Several rebel groups, including the al Qaeda affiliate Jabhat al-Nusra, held sway at different times in Tal Abyad, but Mr. Dada and other Turkish and Syrian businessmen ran the operation, he said. He didn’t pay the rebels, but promised to buy crude from some of them. He said his drivers often had to pay for access to rebel-controlled roads—anywhere from $500 to $1,000.
Mr. Dada said his plants are still operating, but they are under the direct control of Islamic State militants, based on conversations he’s had with people still working there.
Mr. Dada, who estimates that he lost about $2.5 million, including the money he sunk into the plants, pipelines, depots and five tanker trucks, said about a third of his former employees work at the new location, but the rest fled to Turkey.
Al-Hamoud Ali, also known as Abu Luqman, the Islamic State’s “emir” of Raqqa governorate, where the refineries are located, calls the shots now, said Messrs. Dada and Muslem.
“Abu Luqman decides who gets the oil,” Mr. Muslem said.

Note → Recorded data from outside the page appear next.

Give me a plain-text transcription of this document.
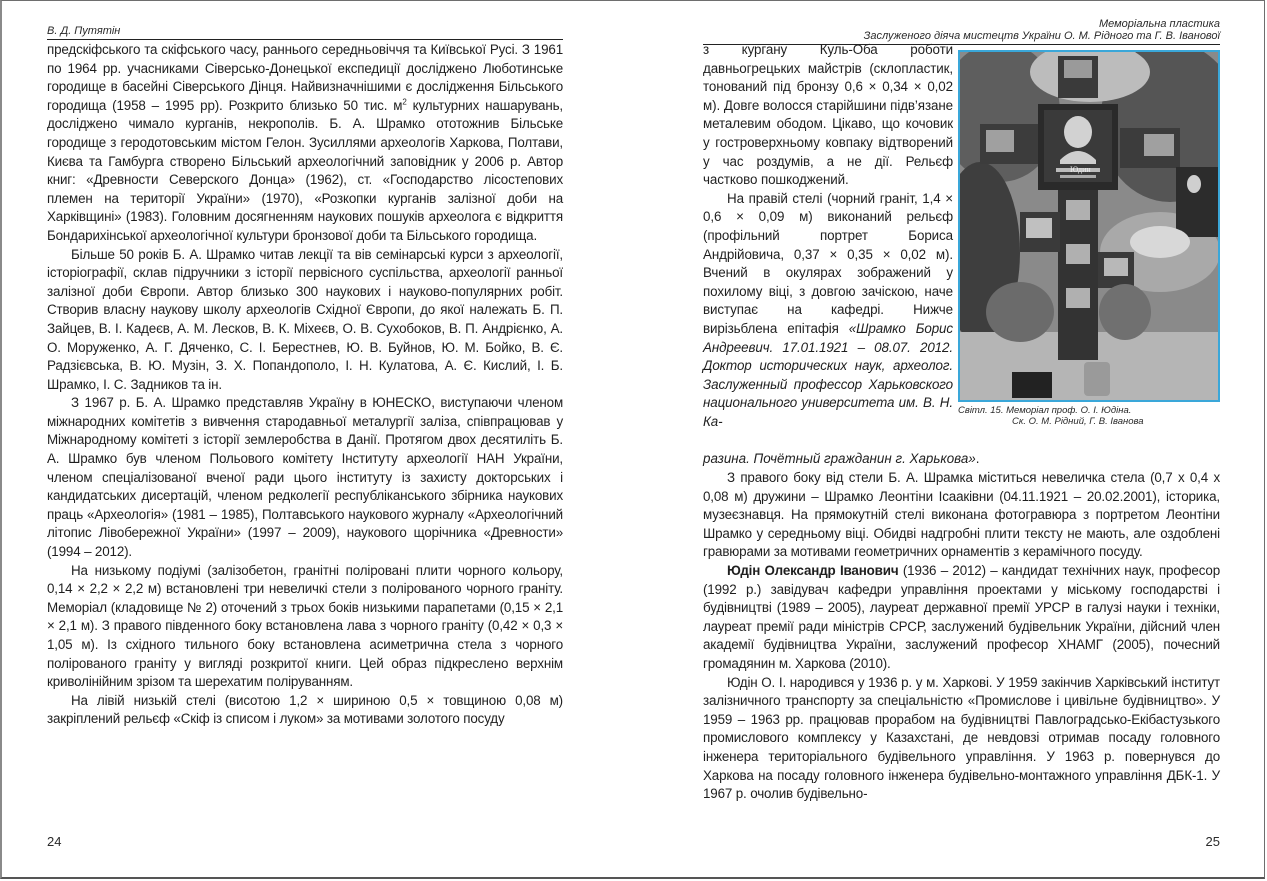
В. Д. Путятін

предскіфського та скіфського часу, раннього середньовіччя та Київської Русі. З 1961 по 1964 рр. учасниками Сіверсько-Донецької експедиції досліджено Люботинське городище в басейні Сіверського Дінця. Найвизначнішими є дослідження Більського городища (1958 – 1995 рр). Розкрито близько 50 тис. $м^2$ культурних нашарувань, досліджено чимало курганів, некрополів. Б. А. Шрамко ототожнив Більське городище з геродотовським містом Гелон. Зусиллями археологів Харкова, Полтави, Києва та Гамбурга створено Більський археологічний заповідник у 2006 р. Автор книг: «Древности Северского Донца» (1962), ст. «Господарство лісостепових племен на території України» (1970), «Розкопки курганів залізної доби на Харківщині» (1983). Головним досягненням наукових пошуків археолога є відкриття Бондарихінської археологічної культури бронзової доби та Більського городища.

Більше 50 років Б. А. Шрамко читав лекції та вів семінарські курси з археології, історіографії, склав підручники з історії первісного суспільства, археології ранньої залізної доби Європи. Автор близько 300 наукових і науково-популярних робіт. Створив власну наукову школу археологів Східної Європи, до якої належать Б. П. Зайцев, В. І. Кадеєв, А. М. Лесков, В. К. Міхеєв, О. В. Сухобоков, В. П. Андрієнко, А. О. Моруженко, А. Г. Дяченко, С. І. Берестнев, Ю. В. Буйнов, Ю. М. Бойко, В. Є. Радзієвська, В. Ю. Музін, З. Х. Попандополо, І. Н. Кулатова, А. Є. Кислий, І. Б. Шрамко, І. С. Задников та ін.

З 1967 р. Б. А. Шрамко представляв Україну в ЮНЕСКО, виступаючи членом міжнародних комітетів з вивчення стародавньої металургії заліза, співпрацював у Міжнародному комітеті з історії землеробства в Данії. Протягом двох десятиліть Б. А. Шрамко був членом Польового комітету Інституту археології НАН України, членом спеціалізованої вченої ради цього інституту із захисту докторських і кандидатських дисертацій, членом редколегії республіканського збірника наукових праць «Археологія» (1981 – 1985), Полтавського наукового журналу «Археологічний літопис Лівобережної України» (1997 – 2009), наукового щорічника «Древности» (1994 – 2012).

На низькому подіумі (залізобетон, гранітні поліровані плити чорного кольору, 0,14 × 2,2 × 2,2 м) встановлені три невеличкі стели з полірованого чорного граніту. Меморіал (кладовище № 2) оточений з трьох боків низькими парапетами (0,15 × 2,1 × 2,1 м). З правого південного боку встановлена лава з чорного граніту (0,42 × 0,3 × 1,05 м). Із східного тильного боку встановлена асиметрична стела з чорного полірованого граніту у вигляді розкритої книги. Цей образ підкреслено верхнім криволінійним зрізом та шерехатим поліруванням.

На лівій низькій стелі (висотою 1,2 × шириною 0,5 × товщиною 0,08 м) закріплений рельєф «Скіф із списом і луком» за мотивами золотого посуду

24
Меморіальна пластика
Заслуженого діяча мистецтв України О. М. Рідного та Г. В. Іванової

з кургану Куль-Оба роботи давньогрецьких майстрів (склопластик, тонований під бронзу 0,6 × 0,34 × 0,02 м). Довге волосся старійшини підв’язане металевим ободом. Цікаво, що кочовик у гостроверхньому ковпаку відтворений у час роздумів, а не дії. Рельєф частково пошкоджений.

На правій стелі (чорний граніт, 1,4 × 0,6 × 0,09 м) виконаний рельєф (профільний портрет Бориса Андрійовича, 0,37 × 0,35 × 0,02 м). Вчений в окулярах зображений у похилому віці, з довгою зачіскою, наче виступає на кафедрі. Нижче вирізьблена епітафія «Шрамко Борис Андреевич. 17.01.1921 – 08.07. 2012. Доктор исторических наук, археолог. Заслуженный профессор Харьковского национального университета им. В. Н. Ка-

Юдин
Світл. 15. Меморіал проф. О. І. Юдіна.
Ск. О. М. Рідний, Г. В. Іванова
разина. Почётный гражданин г. Харькова».

З правого боку від стели Б. А. Шрамка міститься невеличка стела (0,7 х 0,4 х 0,08 м) дружини – Шрамко Леонтіни Ісааківни (04.11.1921 – 20.02.2001), історика, музеєзнавця. На прямокутній стелі виконана фотогравюра з портретом Леонтіни Шрамко у середньому віці. Обидві надгробні плити тексту не мають, але оздоблені гравюрами за мотивами геометричних орнаментів з керамічного посуду.

Юдін Олександр Іванович (1936 – 2012) – кандидат технічних наук, професор (1992 р.) завідувач кафедри управління проектами у міському господарстві і будівництві (1989 – 2005), лауреат державної премії УРСР в галузі науки і техніки, лауреат премії ради міністрів СРСР, заслужений будівельник України, дійсний член академії будівництва України, заслужений професор ХНАМГ (2005), почесний громадянин м. Харкова (2010).

Юдін О. І. народився у 1936 р. у м. Харкові. У 1959 закінчив Харківський інститут залізничного транспорту за спеціальністю «Промислове і цивільне будівництво». У 1959 – 1963 рр. працював прорабом на будівництві Павлоградсько-Екібастузького промислового комплексу у Казахстані, де невдовзі отримав посаду головного інженера територіального будівельного управління. У 1963 р. повернувся до Харкова на посаду головного інженера будівельно-монтажного управління ДБК-1. У 1967 р. очолив будівельно-

25
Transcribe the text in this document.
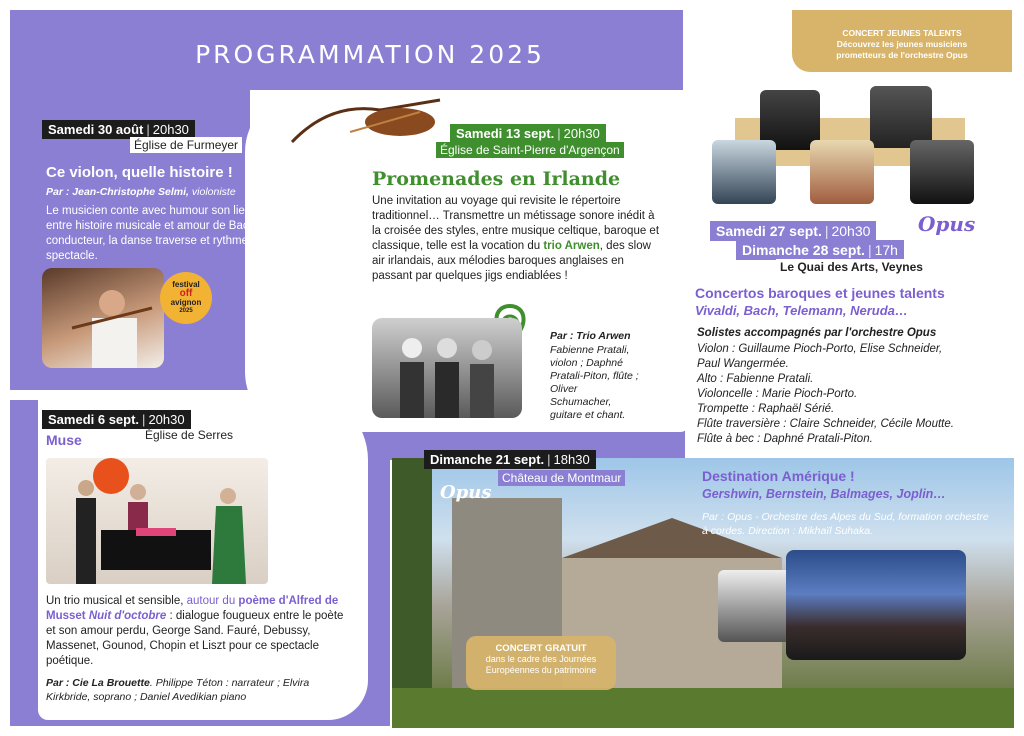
PROGRAMMATION 2025
CONCERT JEUNES TALENTS
Découvrez les jeunes musiciens
prometteurs de l'orchestre Opus
Samedi 30 août | 20h30
Église de Furmeyer
Ce violon, quelle histoire !
Par : Jean-Christophe Selmi, violoniste
Le musicien conte avec humour son lien au violon, entre histoire musicale et amour de Bach… Fil conducteur, la danse traverse et rythme ce spectacle.
festival
off
avignon
2025
Samedi 13 sept. | 20h30
Église de Saint-Pierre d'Argençon
Promenades en Irlande
Une invitation au voyage qui revisite le répertoire traditionnel… Transmettre un métissage sonore inédit à la croisée des styles, entre musique celtique, baroque et classique, telle est la vocation du trio Arwen, des slow air irlandais, aux mélodies baroques anglaises en passant par quelques jigs endiablées !
Par : Trio Arwen
Fabienne Pratali, violon ; Daphné Pratali-Piton, flûte ; Oliver Schumacher, guitare et chant.
Samedi 27 sept. | 20h30
Dimanche 28 sept. | 17h
Le Quai des Arts, Veynes
Opus
Concertos baroques et jeunes talents
Vivaldi, Bach, Telemann, Neruda…
Solistes accompagnés par l'orchestre Opus
Violon : Guillaume Pioch-Porto, Elise Schneider,
Paul Wangermée.
Alto : Fabienne Pratali.
Violoncelle : Marie Pioch-Porto.
Trompette : Raphaël Sérié.
Flûte traversière : Claire Schneider, Cécile Moutte.
Flûte à bec : Daphné Pratali-Piton.
Samedi 6 sept. | 20h30
Muse	Église de Serres
Un trio musical et sensible, autour du poème d'Alfred de Musset Nuit d'octobre : dialogue fougueux entre le poète et son amour perdu, George Sand. Fauré, Debussy, Massenet, Gounod, Chopin et Liszt pour ce spectacle poétique.
Par : Cie La Brouette. Philippe Téton : narrateur ; Elvira Kirkbride, soprano ; Daniel Avedikian piano
Dimanche 21 sept. | 18h30
Château de Montmaur
Opus
Destination Amérique !
Gershwin, Bernstein, Balmages, Joplin…
Par : Opus - Orchestre des Alpes du Sud, formation orchestre à cordes. Direction : Mikhaïl Suhaka.
CONCERT GRATUIT
dans le cadre des Journées
Européennes du patrimoine
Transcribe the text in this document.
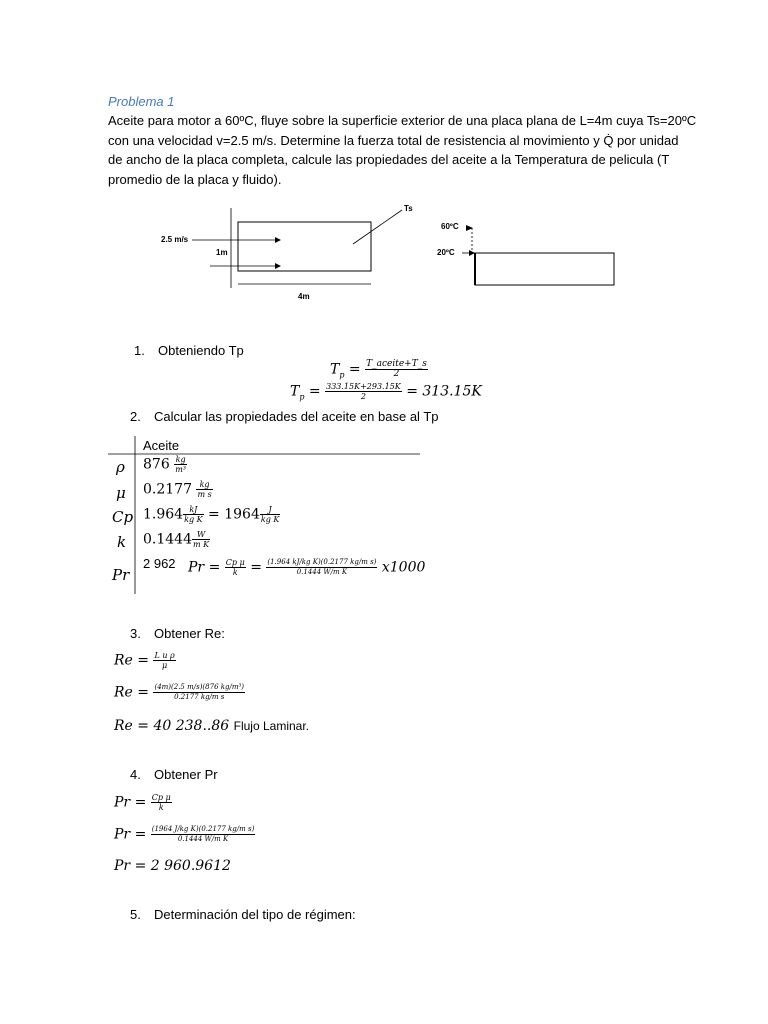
Problema 1
Aceite para motor a 60ºC, fluye sobre la superficie exterior de una placa plana de L=4m cuya Ts=20ºC
con una velocidad v=2.5 m/s. Determine la fuerza total de resistencia al movimiento y Q̇ por unidad
de ancho de la placa completa, calcule las propiedades del aceite a la Temperatura de pelicula (T
promedio de la placa y fluido).
2.5 m/s
1m
4m
Ts
60ºC
20ºC
1. Obteniendo Tp
$T_p = \frac{\text{T\_aceite+T\_s}}{2}$
$T_p = \frac{333.15K+293.15K}{2} = 313.15K$
2. Calcular las propiedades del aceite en base al Tp
Aceite
ρ $876 \frac{kg}{\text{m³}}$
μ $0.2177 \frac{kg}{\text{m s}}$
Cp $1.964 \frac{kJ}{\text{kg K}} = 1964 \frac{J}{\text{kg K}}$
k $0.1444 \frac{W}{\text{m K}}$
Pr
2 962 $Pr = \frac{\text{Cp μ}}{k} = \frac{\text{(1.964 kJ/kg K)(0.2177 kg/m s)}}{\text{0.1444 W/m K}} x1000$
3. Obtener Re:
$Re = \frac{\text{L u ρ}}{\mu}$
$Re = \frac{\text{(4m)(2.5 m/s)(876 kg/m³)}}{\text{0.2177 kg/m s}}$
Re = 40 238..86 Flujo Laminar.
4. Obtener Pr
$Pr = \frac{\text{Cp μ}}{k}$
$Pr = \frac{\text{(1964 J/kg K)(0.2177 kg/m s)}}{\text{0.1444 W/m K}}$
Pr = 2 960.9612
5. Determinación del tipo de régimen:
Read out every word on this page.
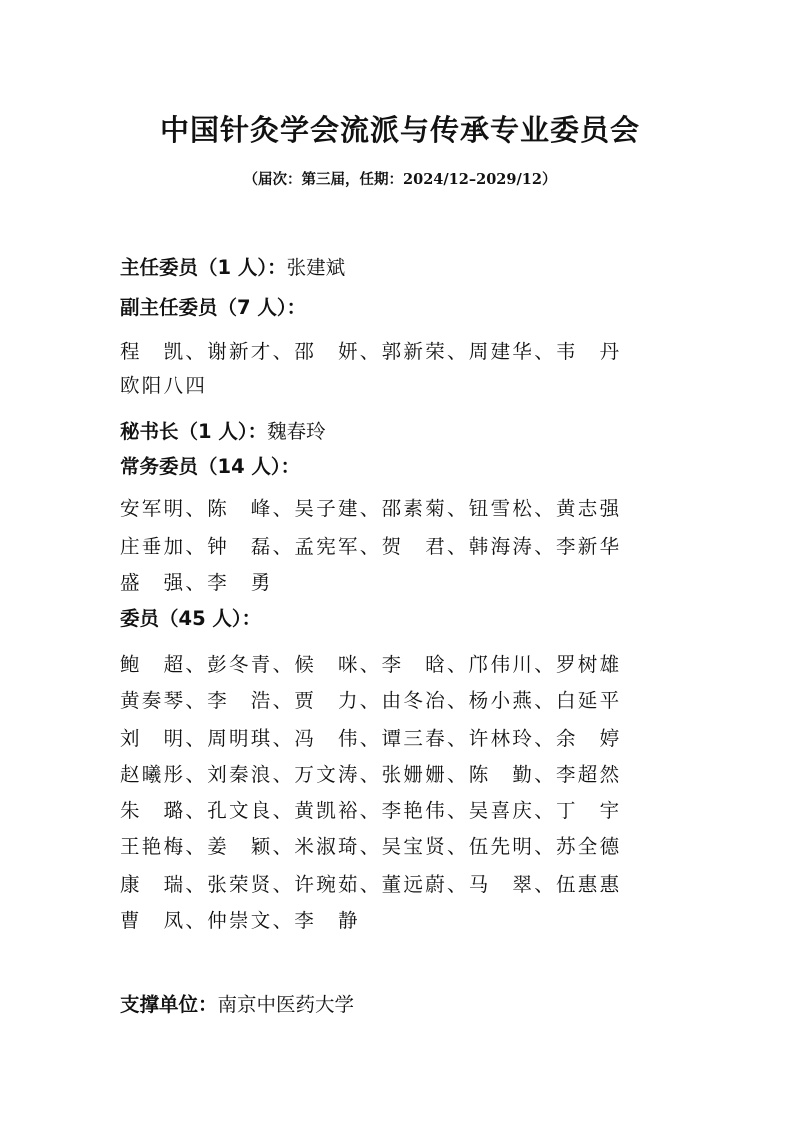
中国针灸学会流派与传承专业委员会
（届次：第三届，任期：2024/12–2029/12）
主任委员（1 人）：张建斌
副主任委员（7 人）：
程　凯、谢新才、邵　妍、郭新荣、周建华、韦　丹
欧阳八四
秘书长（1 人）：魏春玲
常务委员（14 人）：
安军明、陈　峰、吴子建、邵素菊、钮雪松、黄志强
庄垂加、钟　磊、孟宪军、贺　君、韩海涛、李新华
盛　强、李　勇
委员（45 人）：
鲍　超、彭冬青、候　咪、李　晗、邝伟川、罗树雄
黄奏琴、李　浩、贾　力、由冬冶、杨小燕、白延平
刘　明、周明琪、冯　伟、谭三春、许林玲、余　婷
赵曦彤、刘秦浪、万文涛、张姗姗、陈　勤、李超然
朱　璐、孔文良、黄凯裕、李艳伟、吴喜庆、丁　宇
王艳梅、姜　颖、米淑琦、吴宝贤、伍先明、苏全德
康　瑞、张荣贤、许琬茹、董远蔚、马　翠、伍惠惠
曹　凤、仲崇文、李　静
支撑单位：南京中医药大学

At Mr. Luqman’s discretion, smugglers pay for fuel and load it into tanker trucks. Refined products from the Akrish refinery are driven more than 200 miles to Syrian villages near the Turkish border, according to Mr. Muslem. The fuel from Mr. Dada’s operations was also being trucked to Turkey when he was in charge. Now, though, it makes its way to Islamic State-controlled parts of Iraq, including Mosul, Mr. Dada said.
In Syrian towns along the Turkish border, trucks are unloaded and some of the fuel is repackaged into smaller containers, according to the Turkish military, local residents and drivers. Some makes its way into Turkey in small, plastic jerrycans, which mules carry over a maze of roads. in largely unpatrolled hills and olive groves.
Some of the fuel is driven through legitimate border crossings, hidden on trucks or farm equipment, like tractors, that pass back and forth across the border legally. Turkish authorities have also found underground pipelines, some as long as 3 miles (4.8 kilometers), under the hilly border. In a Sept. 9 raid, the Turkish military said it confiscated fuel from a 300-yard-long underground pipeline.
Smugglers also load up rafts with diesel-filled jerrycans and float them across the Orontes river, near Hacipasa. Once across the border, it is sold by residents in the southern Turkish towns of Hatay province at local markets for discounts of as much as 30% to legitimately sourced diesel, according to drivers and Hatay residents.
According Turkish customs and Trade Ministry’s figures, the smuggled fuel and oil products Turkish authorities confiscated in raids and checks during the first six months this year already matched the total for 2013 of about 37 million kilograms (41,000 tons). While the ministry didn’t specify the country of origin of the toll, Turkish military’s public figures show most product comes from Syria.